The study, conducted by researchers at Johns Hopkins University, marks an initial step in what could be a transformative application of digital twin technology in healthcare. The U.S. Food and Drug Administration permitted the use of these models to assist in treating just ten patients, suggesting the need for expansive studies moving forward.
Revealed in the New England Journal of Medicine, the findings represent a growing trend among healthcare professionals to leverage advanced technologies, previously used in sectors like aerospace, for improved health outcomes. This trend could lead to a paradigm shift in how complex heart conditions are approached.
Dr. Jeffrey Goldberger, a cardiology expert at the University of Miami who was not involved in the study, reflected on the progress made since his earlier work with rudimentary iterations of these technologies 15 years ago. “This is what we envisioned,” he remarked.
While doctors have utilized 3D models, both physical and digital, for simulating diseases and rehearsal, Natalia Trayanova, a biomedical engineer at Johns Hopkins, emphasizes that true digital twins can forecast how a real organ will respond to various treatments. Her team has developed interactive models that incorporate advanced MRI scans and individual patient data.

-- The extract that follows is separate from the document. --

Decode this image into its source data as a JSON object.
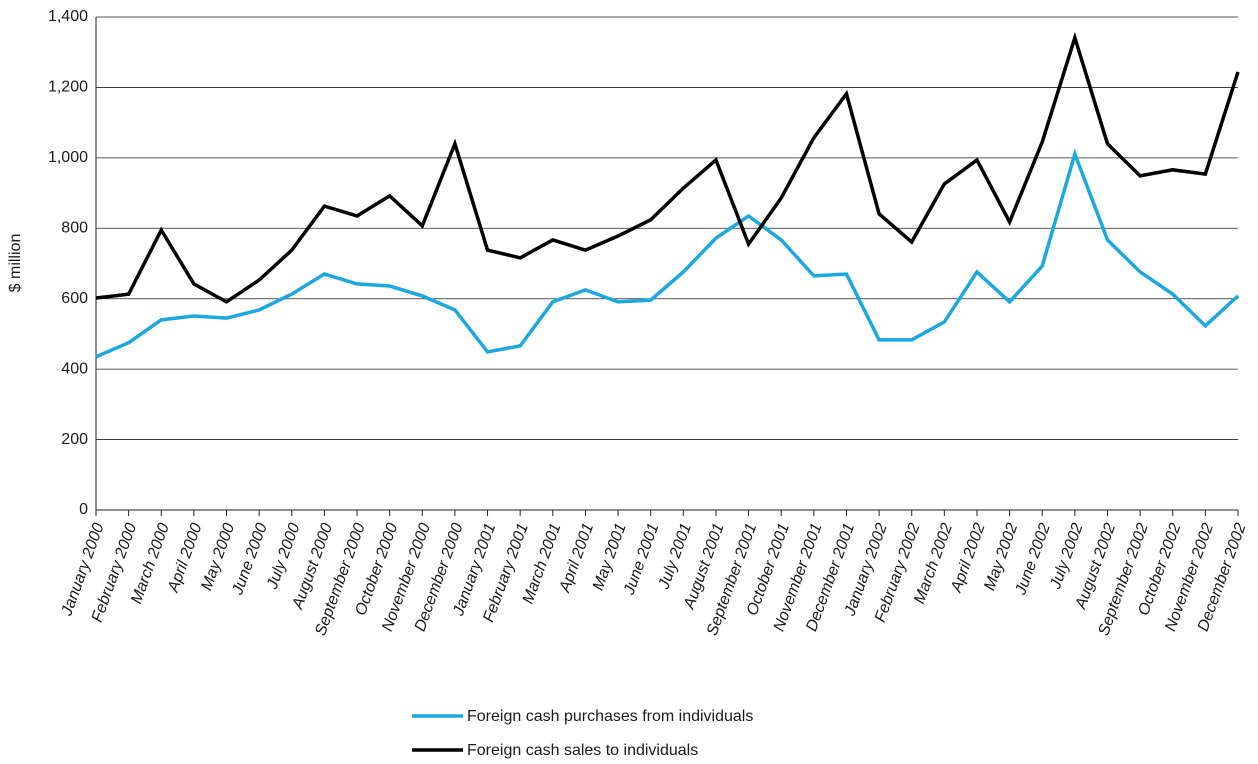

“We treat the twin before we treat the patient,” Trayanova explained, questioning whether the simulated treatment works and if new complications arise that require additional intervention.
The condition of ventricular tachycardia is marked by a rapid heartbeat caused by irregular electrical disturbances in the heart’s lower chambers, leading to inadequate blood circulation. Trayanova describes the heart during these episodes as “quivering.”

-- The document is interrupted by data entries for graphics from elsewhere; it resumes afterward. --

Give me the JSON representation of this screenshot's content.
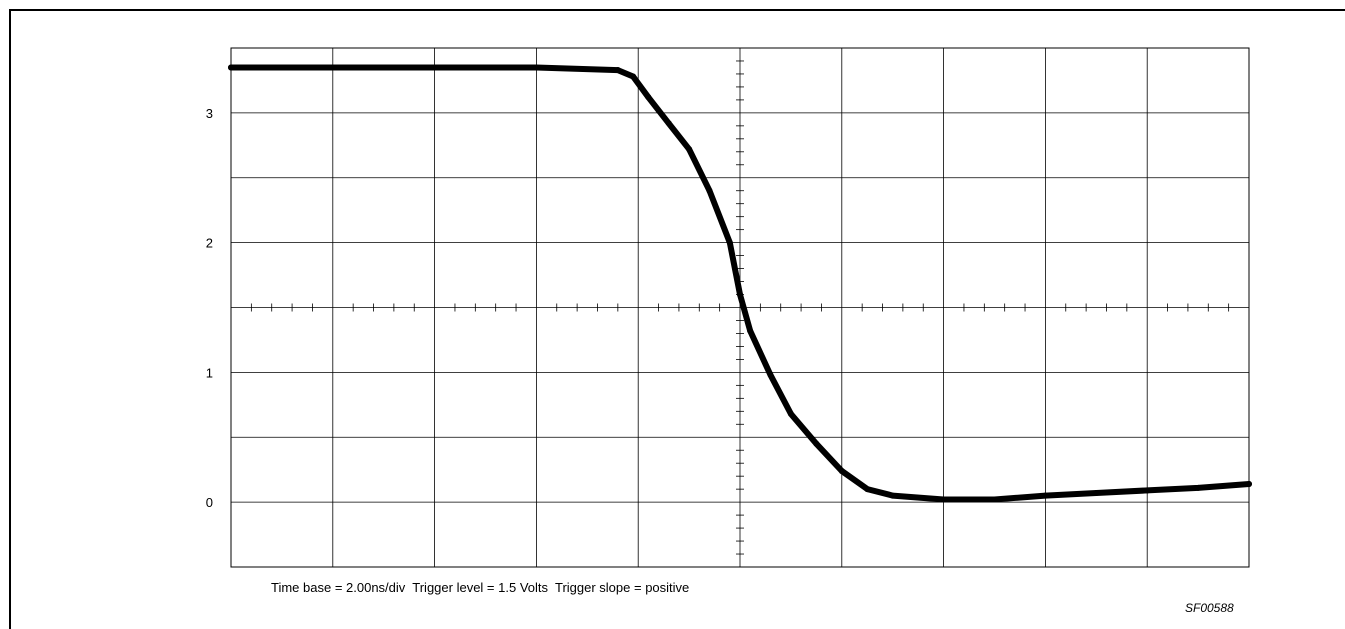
{
  "chart_data": {
    "type": "line",
    "title": "",
    "xlabel": "",
    "ylabel": "",
    "ylim": [
      -0.5,
      3.5
    ],
    "xlim": [
      0,
      20
    ],
    "x_unit": "ns",
    "y_unit": "V",
    "grid": true,
    "x_divisions": 10,
    "y_divisions": 8,
    "yticks": [
      0,
      1,
      2,
      3
    ],
    "ytick_labels": [
      "0",
      "1",
      "2",
      "3"
    ],
    "series": [
      {
        "color": "#000000",
        "x": [
          0,
          2,
          4,
          6,
          7.6,
          7.9,
          8.2,
          8.6,
          9,
          9.4,
          9.8,
          10,
          10.2,
          10.6,
          11,
          11.5,
          12,
          12.5,
          13,
          14,
          15,
          16,
          17,
          18,
          19,
          20
        ],
        "y": [
          3.35,
          3.35,
          3.35,
          3.35,
          3.33,
          3.28,
          3.12,
          2.92,
          2.72,
          2.4,
          2.0,
          1.6,
          1.32,
          0.98,
          0.68,
          0.45,
          0.24,
          0.1,
          0.05,
          0.02,
          0.02,
          0.05,
          0.07,
          0.09,
          0.11,
          0.14
        ]
      }
    ]
  },
  "caption": {
    "text": "Time base = 2.00ns/div  Trigger level = 1.5 Volts  Trigger slope = positive"
  },
  "figure_id": "SF00588"
}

Current treatments primarily involve ablation, where catheters are threaded through the body to target and destroy errant tissues, but this often involves a trial-and-error process that can leave patients vulnerable and in need of repeated interventions. Trayanova’s digital twins offer a potential solution to this uncertainty.
The technology visually depicts how the heart’s electrical impulses navigate healthy regions, illustrating obstacles in damaged areas—a process compared to a hurricane’s swirling winds. “It allows me to recreate the functioning of the patient’s organ and then predict what is the best way to ablate,” she noted.

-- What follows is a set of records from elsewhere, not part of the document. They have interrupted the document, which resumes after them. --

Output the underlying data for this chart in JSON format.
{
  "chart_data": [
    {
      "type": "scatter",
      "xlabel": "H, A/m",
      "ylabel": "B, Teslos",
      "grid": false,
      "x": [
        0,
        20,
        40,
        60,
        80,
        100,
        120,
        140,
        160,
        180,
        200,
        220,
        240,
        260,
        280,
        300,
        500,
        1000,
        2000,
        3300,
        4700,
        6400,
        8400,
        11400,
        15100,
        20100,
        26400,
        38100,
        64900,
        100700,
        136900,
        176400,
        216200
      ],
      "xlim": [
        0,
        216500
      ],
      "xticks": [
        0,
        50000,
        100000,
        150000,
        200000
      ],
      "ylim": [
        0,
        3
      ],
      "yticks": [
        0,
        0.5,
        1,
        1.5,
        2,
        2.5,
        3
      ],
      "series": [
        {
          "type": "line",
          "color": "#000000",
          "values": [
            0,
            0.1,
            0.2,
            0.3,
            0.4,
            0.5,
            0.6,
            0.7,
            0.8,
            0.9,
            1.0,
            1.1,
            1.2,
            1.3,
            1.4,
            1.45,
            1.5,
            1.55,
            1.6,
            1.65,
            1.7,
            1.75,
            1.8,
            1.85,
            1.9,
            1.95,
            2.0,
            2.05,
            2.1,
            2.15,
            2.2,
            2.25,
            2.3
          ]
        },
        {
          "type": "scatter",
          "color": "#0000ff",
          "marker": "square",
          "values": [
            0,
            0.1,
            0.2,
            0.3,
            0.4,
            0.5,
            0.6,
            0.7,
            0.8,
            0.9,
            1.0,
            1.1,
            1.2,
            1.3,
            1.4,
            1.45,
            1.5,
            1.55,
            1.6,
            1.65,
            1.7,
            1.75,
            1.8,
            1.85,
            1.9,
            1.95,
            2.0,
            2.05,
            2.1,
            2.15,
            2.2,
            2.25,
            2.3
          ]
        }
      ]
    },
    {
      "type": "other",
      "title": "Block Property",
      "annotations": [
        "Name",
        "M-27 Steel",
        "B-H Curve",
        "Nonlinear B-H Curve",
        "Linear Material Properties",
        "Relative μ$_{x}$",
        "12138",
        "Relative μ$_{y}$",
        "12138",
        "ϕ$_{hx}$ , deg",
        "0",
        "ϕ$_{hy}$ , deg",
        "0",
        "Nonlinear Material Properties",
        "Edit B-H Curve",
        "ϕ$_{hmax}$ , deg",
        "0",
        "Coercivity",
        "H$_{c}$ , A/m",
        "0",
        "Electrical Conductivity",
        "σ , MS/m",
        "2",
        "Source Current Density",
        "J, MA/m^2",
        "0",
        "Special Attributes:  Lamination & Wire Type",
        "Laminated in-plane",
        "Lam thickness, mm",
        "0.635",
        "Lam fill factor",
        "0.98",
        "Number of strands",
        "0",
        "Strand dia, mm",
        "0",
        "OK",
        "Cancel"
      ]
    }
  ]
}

By virtually simulating ablation procedures, physicians can determine optimal treatment paths and assess whether interventions mitigate the issue or introduce new complications. “Then we poke it again,” Trayanova said, demonstrating the iterative nature of this advanced medical technology.
Targeted treatment plans were developed for each of the trial’s ten participants, allowing cardiologists to utilize these digital maps for precise interventions. Over a year after the study, eight participants remained free of arrhythmias, while only two reported minor transient episodes during recovery. This outcome surpasses the typical success rate of around 60%, as highlighted by Dr. Jonathan Chrispin, the lead author.
Crucially, this technology not only improves effectiveness but also limits unnecessary tissue destruction by honing in on essential areas. “We could potentially make these procedures shorter, safer, and more effective,” Chrispin added.
Looking ahead, the team plans to expand their research with larger trials across different medical institutions and intends to apply their digital twin model to treat a more prevalent arrhythmia known as atrial fibrillation. Other researchers are actively investigating the applicability of digital twins in the context of cancer treatment.